Lua sobre a floresta
Para constituinte indígena, conquista do satélite contribuiu para ‘queda do céu’
Apesar da gratidão para com Ailton Krenak, que numa inspirada palestra abriu os olhos de um estudante de jornalismo e filosofia da USP para a imensidão amazônica da causa indígena, cabe discordar de sua ideia de que viajar ao espaço seja uma tragédia.
A Lua é para todos nós. Marte também. Basta olhar para o céu, que sempre foi o símbolo da elevação humana além dos limites terrenos, em diversas culturas.
Em seu livro “Ideias para Adiar o Fim do Mundo”, Krenak combate a noção universalizante de humanidade como apoio para a aniquilação da diversidade, a negação das culturas e modos de vida particulares, o consumo irrefreável dos recursos naturais pelo industrialismo capitalista. Ele tem razão.

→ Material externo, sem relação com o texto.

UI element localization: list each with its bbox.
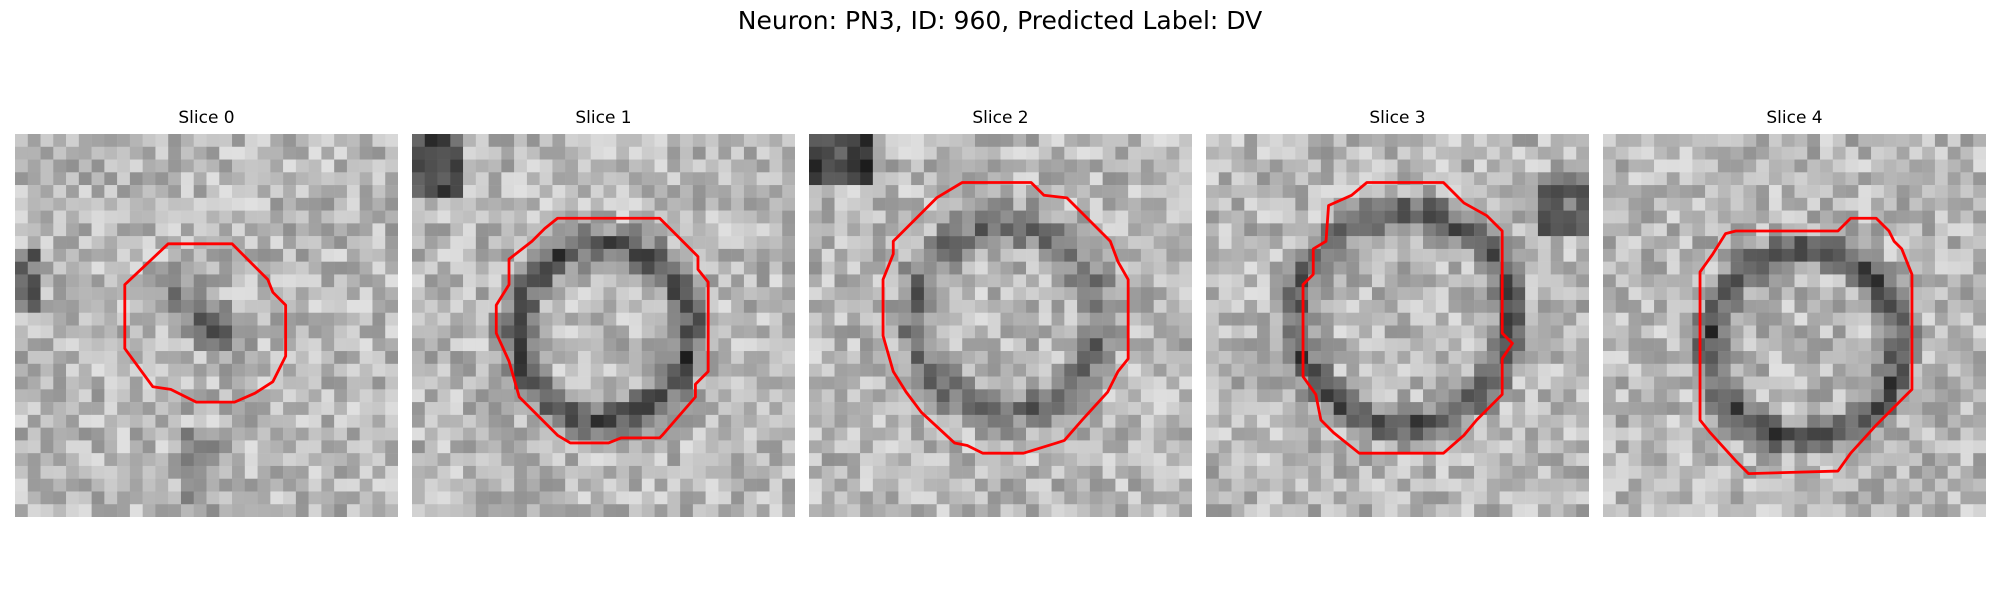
pixel-grid xyxy=(15,134,398,517)
figure-title: Neuron: PN3, ID: 960, Predicted Label: D… xyxy=(737,6,1263,35)
pixel-grid xyxy=(1603,134,1986,517)
slice-image xyxy=(1206,134,1589,517)
slice-title: Slice 0 xyxy=(178,108,235,128)
slice-image xyxy=(15,134,398,517)
segmentation-contour xyxy=(123,242,288,404)
segmentation-contour xyxy=(881,181,1130,455)
slice-title: Slice 2 xyxy=(972,108,1029,128)
segmentation-contour xyxy=(1698,216,1914,475)
slice-title: Slice 3 xyxy=(1369,108,1426,128)
slice-image xyxy=(809,134,1192,517)
slice-title: Slice 4 xyxy=(1766,108,1823,128)
slice-image xyxy=(412,134,795,517)
segmentation-contour xyxy=(494,216,710,445)
slice-title: Slice 1 xyxy=(575,108,632,128)
pixel-grid xyxy=(412,134,795,517)
segmentation-contour xyxy=(1301,181,1514,455)
slice-image xyxy=(1603,134,1986,517)
pixel-grid xyxy=(809,134,1192,517)
pixel-grid xyxy=(1206,134,1589,517)
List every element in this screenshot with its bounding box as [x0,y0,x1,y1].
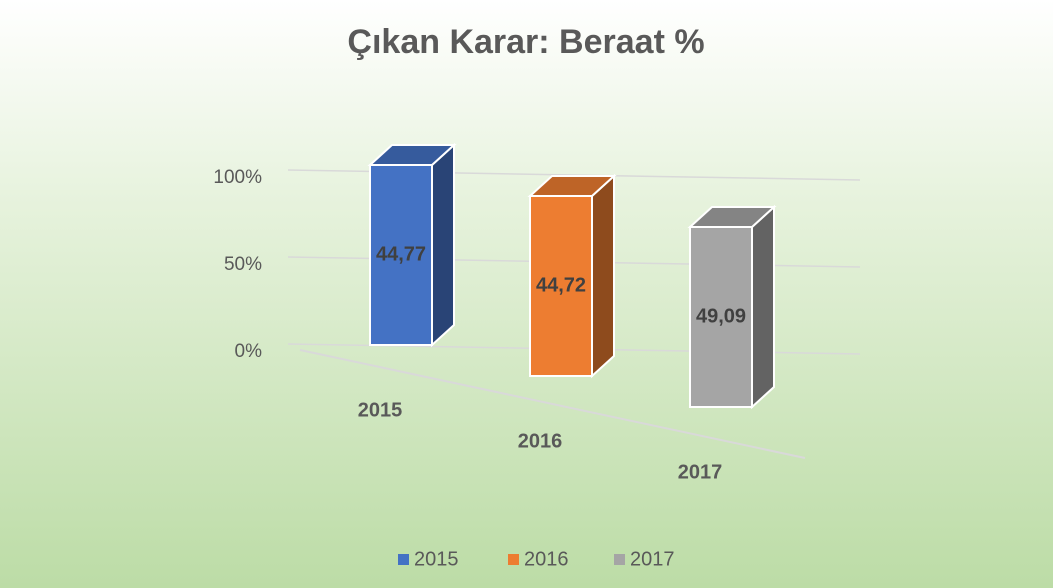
bar [529,195,593,377]
bar-side [591,173,615,379]
bar [369,164,433,346]
chart-title: Çıkan Karar: Beraat % [347,23,704,61]
y-tick-label: 0% [235,341,263,362]
data-label: 44,77 [376,243,426,265]
x-tick-label: 2016 [518,430,563,452]
y-tick-label: 100% [213,167,262,188]
x-tick-label: 2015 [358,399,403,421]
floor-line [299,349,806,459]
legend-label: 2016 [524,548,569,570]
legend-swatch [614,554,625,565]
x-tick-label: 2017 [678,461,723,483]
bar-side [751,204,775,410]
y-tick-label: 50% [224,254,262,275]
bar-side [431,142,455,348]
legend-label: 2015 [414,548,459,570]
data-label: 49,09 [696,305,746,327]
legend-label: 2017 [630,548,675,570]
legend-swatch [398,554,409,565]
bar [689,226,753,408]
legend-swatch [508,554,519,565]
data-label: 44,72 [536,274,586,296]
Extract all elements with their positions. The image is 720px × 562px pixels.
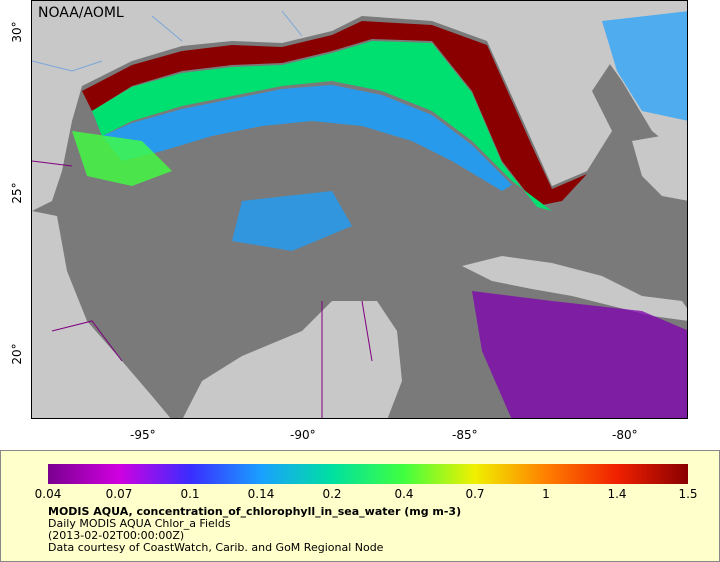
- lat-tick: 25°: [10, 182, 24, 204]
- chl-band-inner: [92, 41, 552, 211]
- chl-band-north-coast: [82, 21, 587, 206]
- variable-title: MODIS AQUA, concentration_of_chlorophyll…: [48, 505, 462, 518]
- lat-tick: 30°: [10, 21, 24, 43]
- colorbar-tick: 1: [542, 487, 550, 501]
- colorbar-tick: 0.14: [247, 487, 275, 501]
- timestamp-label: (2013-02-02T00:00:00Z): [48, 529, 185, 542]
- colorbar-tick: 0.04: [34, 487, 62, 501]
- chlorophyll-map: [32, 1, 687, 418]
- chl-band-mid: [102, 85, 512, 191]
- land-mexico: [32, 211, 171, 418]
- colorbar-tick: 0.2: [322, 487, 342, 501]
- colorbar-tick: 1.4: [607, 487, 627, 501]
- credit-label: NOAA/AOML: [38, 5, 124, 21]
- river-line: [32, 10, 303, 72]
- lon-tick: -95°: [130, 428, 156, 442]
- chl-patch-west: [72, 131, 172, 186]
- legend-panel: 0.04 0.07 0.1 0.14 0.2 0.4 0.7 1 1.4 1.5…: [0, 450, 720, 562]
- chl-patch-florida-east: [602, 11, 687, 121]
- source-label: Data courtesy of CoastWatch, Carib. and …: [48, 541, 384, 554]
- colorbar-tick: 0.1: [180, 487, 200, 501]
- land-bahamas: [632, 131, 687, 201]
- colorbar-tick: 0.4: [394, 487, 414, 501]
- border-line: [32, 160, 373, 418]
- colorbar-tick: 0.7: [465, 487, 485, 501]
- colorbar-tick: 1.5: [678, 487, 698, 501]
- product-label: Daily MODIS AQUA Chlor_a Fields: [48, 517, 231, 530]
- lon-tick: -90°: [290, 428, 316, 442]
- land-us-texas-louisiana: [32, 1, 687, 211]
- colorbar: [48, 464, 688, 484]
- lon-tick: -80°: [612, 428, 638, 442]
- colorbar-tick: 0.07: [105, 487, 133, 501]
- land-cuba: [462, 256, 687, 321]
- map-frame: NOAA/AOML: [31, 0, 688, 419]
- lat-tick: 20°: [10, 343, 24, 365]
- chl-patch-caribbean: [472, 291, 687, 418]
- land-yucatan: [183, 301, 402, 418]
- lon-tick: -85°: [452, 428, 478, 442]
- chl-patch-central: [232, 191, 352, 251]
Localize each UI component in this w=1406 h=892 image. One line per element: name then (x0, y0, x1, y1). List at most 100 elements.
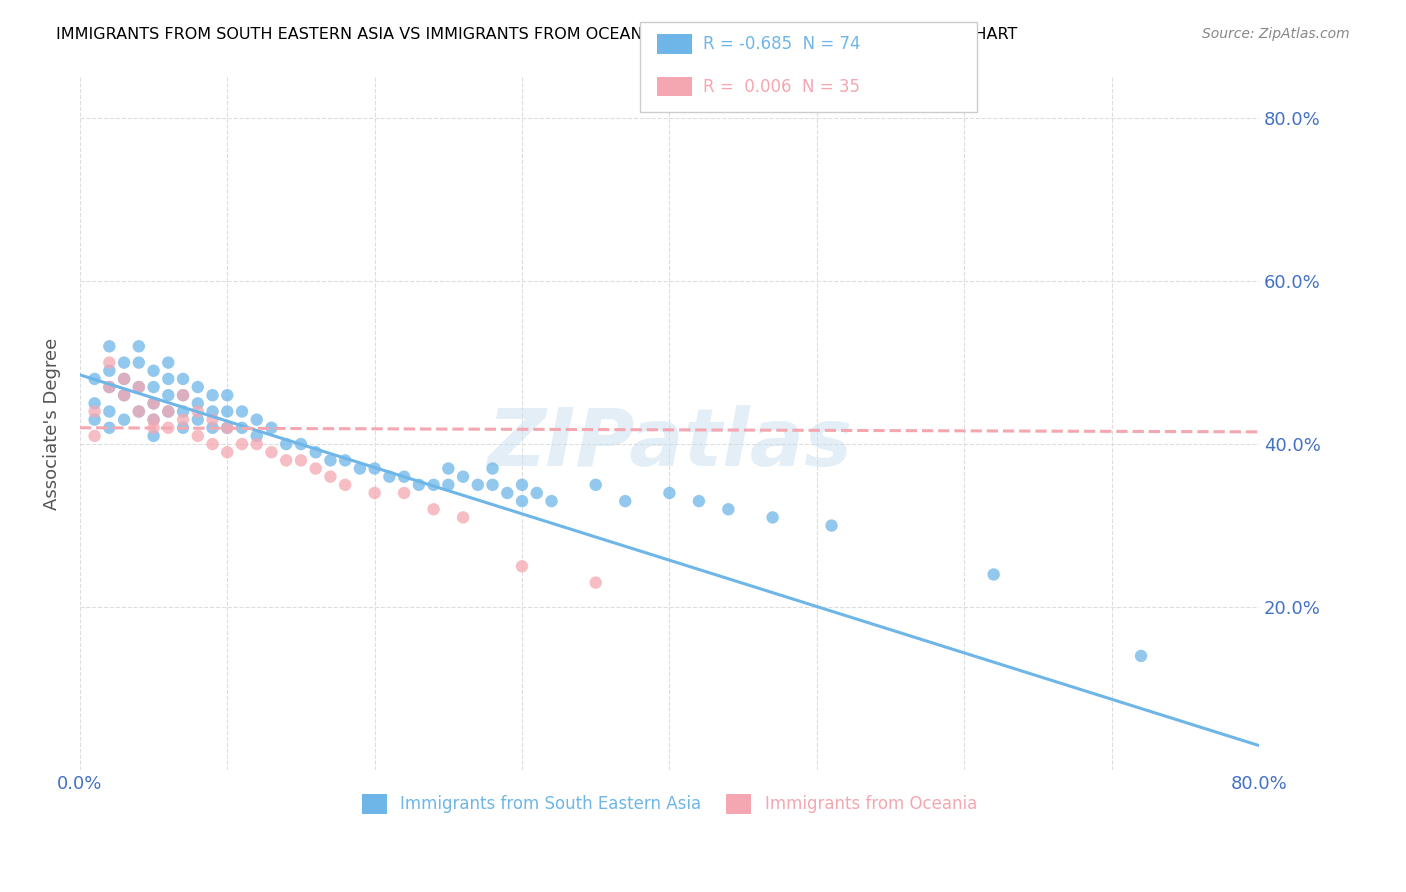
Point (112, 372, 135, 386)
Point (157, 356, 180, 370)
Point (540, 494, 562, 508)
Point (451, 469, 474, 483)
Point (128, 404, 150, 418)
Point (481, 461, 503, 475)
Point (510, 494, 533, 508)
Point (142, 429, 165, 443)
Legend: Immigrants from South Eastern Asia, Immigrants from Oceania: Immigrants from South Eastern Asia, Immi… (352, 784, 987, 824)
Point (378, 469, 401, 483)
Point (276, 437, 298, 451)
Point (142, 412, 165, 426)
Point (98, 404, 121, 418)
Point (217, 421, 239, 435)
Point (392, 469, 415, 483)
Point (983, 567, 1005, 582)
Point (437, 461, 460, 475)
Point (98, 421, 121, 435)
Point (201, 421, 224, 435)
Point (333, 478, 356, 492)
Point (187, 380, 209, 394)
Point (142, 364, 165, 378)
Point (172, 372, 194, 386)
Point (526, 486, 548, 500)
Point (363, 486, 385, 500)
Point (246, 429, 269, 443)
Point (761, 510, 783, 524)
Point (142, 421, 165, 435)
Point (98, 339, 121, 353)
Point (585, 575, 607, 590)
Point (142, 396, 165, 410)
Point (510, 478, 533, 492)
Point (585, 478, 607, 492)
Point (408, 478, 430, 492)
Point (157, 372, 180, 386)
Y-axis label: Associate's Degree: Associate's Degree (44, 337, 60, 510)
Text: IMMIGRANTS FROM SOUTH EASTERN ASIA VS IMMIGRANTS FROM OCEANIA ASSOCIATE'S DEGREE: IMMIGRANTS FROM SOUTH EASTERN ASIA VS IM… (56, 27, 1018, 42)
Point (83, 404, 105, 418)
Point (142, 412, 165, 426)
Point (305, 461, 328, 475)
Point (128, 404, 150, 418)
Text: ZIPatlas: ZIPatlas (486, 406, 852, 483)
Point (157, 404, 180, 418)
Point (201, 388, 224, 402)
Text: R =  0.006  N = 35: R = 0.006 N = 35 (703, 78, 860, 95)
Point (276, 453, 298, 467)
Point (172, 388, 194, 402)
Point (260, 445, 283, 459)
Point (363, 461, 385, 475)
Point (1130, 648, 1153, 663)
Text: Source: ZipAtlas.com: Source: ZipAtlas.com (1202, 27, 1350, 41)
Point (172, 404, 194, 418)
Point (83, 429, 105, 443)
Point (201, 404, 224, 418)
Point (246, 437, 269, 451)
Point (290, 437, 312, 451)
Text: R = -0.685  N = 74: R = -0.685 N = 74 (703, 35, 860, 53)
Point (217, 421, 239, 435)
Point (231, 437, 253, 451)
Point (688, 494, 710, 508)
Point (217, 388, 239, 402)
Point (187, 412, 209, 426)
Point (142, 396, 165, 410)
Point (157, 388, 180, 402)
Point (260, 421, 283, 435)
Point (201, 437, 224, 451)
Point (157, 421, 180, 435)
Point (422, 478, 444, 492)
Point (112, 388, 135, 402)
Point (98, 364, 121, 378)
Point (187, 404, 209, 418)
Point (496, 486, 519, 500)
Point (128, 380, 150, 394)
Point (83, 372, 105, 386)
Point (510, 559, 533, 574)
Point (112, 356, 135, 370)
Point (128, 339, 150, 353)
Point (112, 388, 135, 402)
Point (717, 502, 740, 516)
Point (157, 404, 180, 418)
Point (305, 445, 328, 459)
Point (451, 510, 474, 524)
Point (231, 404, 253, 418)
Point (112, 372, 135, 386)
Point (201, 412, 224, 426)
Point (467, 478, 489, 492)
Point (187, 429, 209, 443)
Point (172, 421, 194, 435)
Point (319, 453, 342, 467)
Point (319, 469, 342, 483)
Point (422, 502, 444, 516)
Point (112, 412, 135, 426)
Point (172, 412, 194, 426)
Point (217, 404, 239, 418)
Point (128, 380, 150, 394)
Point (246, 412, 269, 426)
Point (481, 478, 503, 492)
Point (83, 396, 105, 410)
Point (98, 356, 121, 370)
Point (231, 421, 253, 435)
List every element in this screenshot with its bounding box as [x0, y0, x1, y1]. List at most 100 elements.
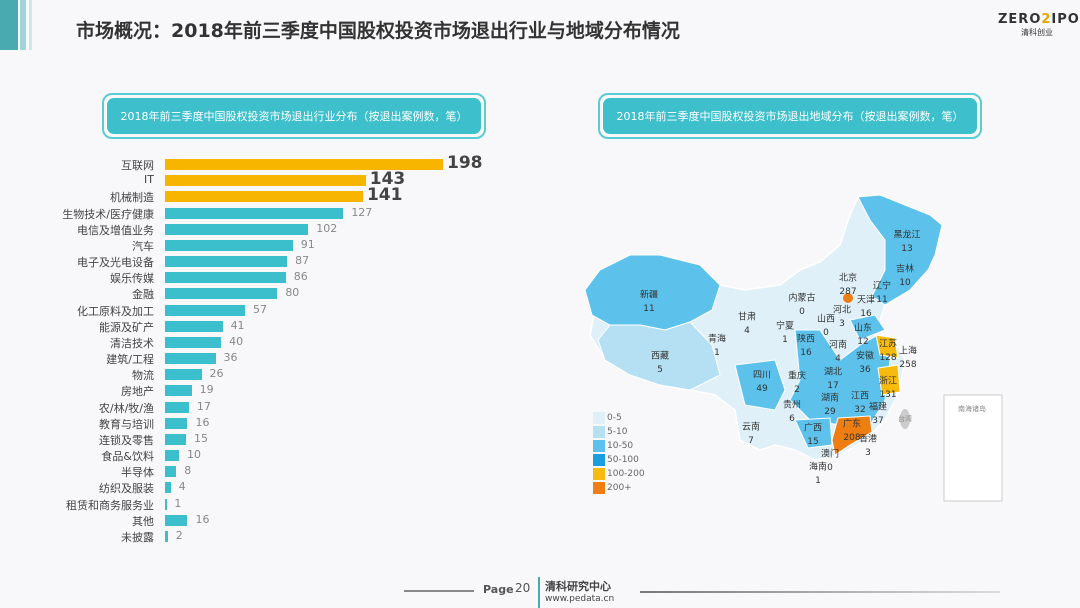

O deputado constituinte indígena, cuja imagem pintando o rosto com jenipapo correu o mundo em 1987, considera desperdício viajar a outros mundos, quando há tanto por fazer para salvar este aqui, a Terra. O envolvimento de bilionários como Elon Musk e Jeff Bezos no renascimento espacial seria indicação de que o verdadeiro interesse seria exaurir também outros planetas.
Krenak não vê com bons olhos a comemoração dos 50 anos da chegada do homem à Lua, completados neste sábado (20). Em lugar de viagens para visitar o firmamento, façanhas espaciais do passado e do futuro contribuiriam para “a queda do céu”, expressão que está no título de um livro do xamã e líder ianomâmi Davi Kopenawa.
Seria terrível ter de escolher entre voltar à Lua ou ir a Marte e salvar a Amazônia ou o clima da Terra. Isso não é obrigatório, contudo. Contradições e objetivos conflitantes são inerentes à condição humana, e nada impede que fertilizações cruzadas ocorram entre metas que parecem excludentes.
Num debate realizado terça-feira (16) em São Paulo com Krenak e David WallaceWells, autor do livro “A Terra Inabitável”, lembrou-se o caso de Musk. Além da SpaceX, que consegue lançar e pousar foguetes de grande porte em terra e plataformas no mar, o empresário preside também a Tesla e a SolarCity.
Graças ao visionário de origem sul-africana, a Tesla tornou-se a companhia que mais fez para deslanchar a indústria de automóveis elétricos, principal alternativa de transporte a prescindir de combustíveis fósseis que agravam o efeito estufa. E a subsidiária SolarCity também tem contribuído para disseminar sistemas acoplados de painéis solares e baterias para prover eletricidade.
A corrida espacial que pôs homens na Lua meio século atrás teve origem na Guerra Fria, é fato, e não tanto no espírito de aventura que a propaganda americana e soviética lhes atribuía. Mas ela também plantou na mente de toda uma geração a ideia de que a tecnologia pode estar a serviço do desenvolvimento humano.
Há grandeza nessa visão da vida no espaço, assim como há nos mitos de origem dos povos nativos. E há que pensar também nos muitos subprodutos da aventura espacial que hoje beneficiam a todos.
Pense no sensoriamento remoto. Sem a infinidade de satélites em órbita da Terra, cuja saga se iniciou em 1957 com o Sputnik soviético, seria impossível esquadrinhar o desmatamento da Amazônia, medir com precisão a elevação do nível do mar ou mesmo navegar com facilidade pelas ruas de cidades inviáveis como São Paulo.
Sim, o mundo está em queda, como diz Krenak —desde sempre. Cabe a nós fazer da tecnologia humana uma fábrica dos paraquedas coloridos que ele prescreve e que poderão talvez nos salvar da extinção no choque com o chão duro da realidade futura.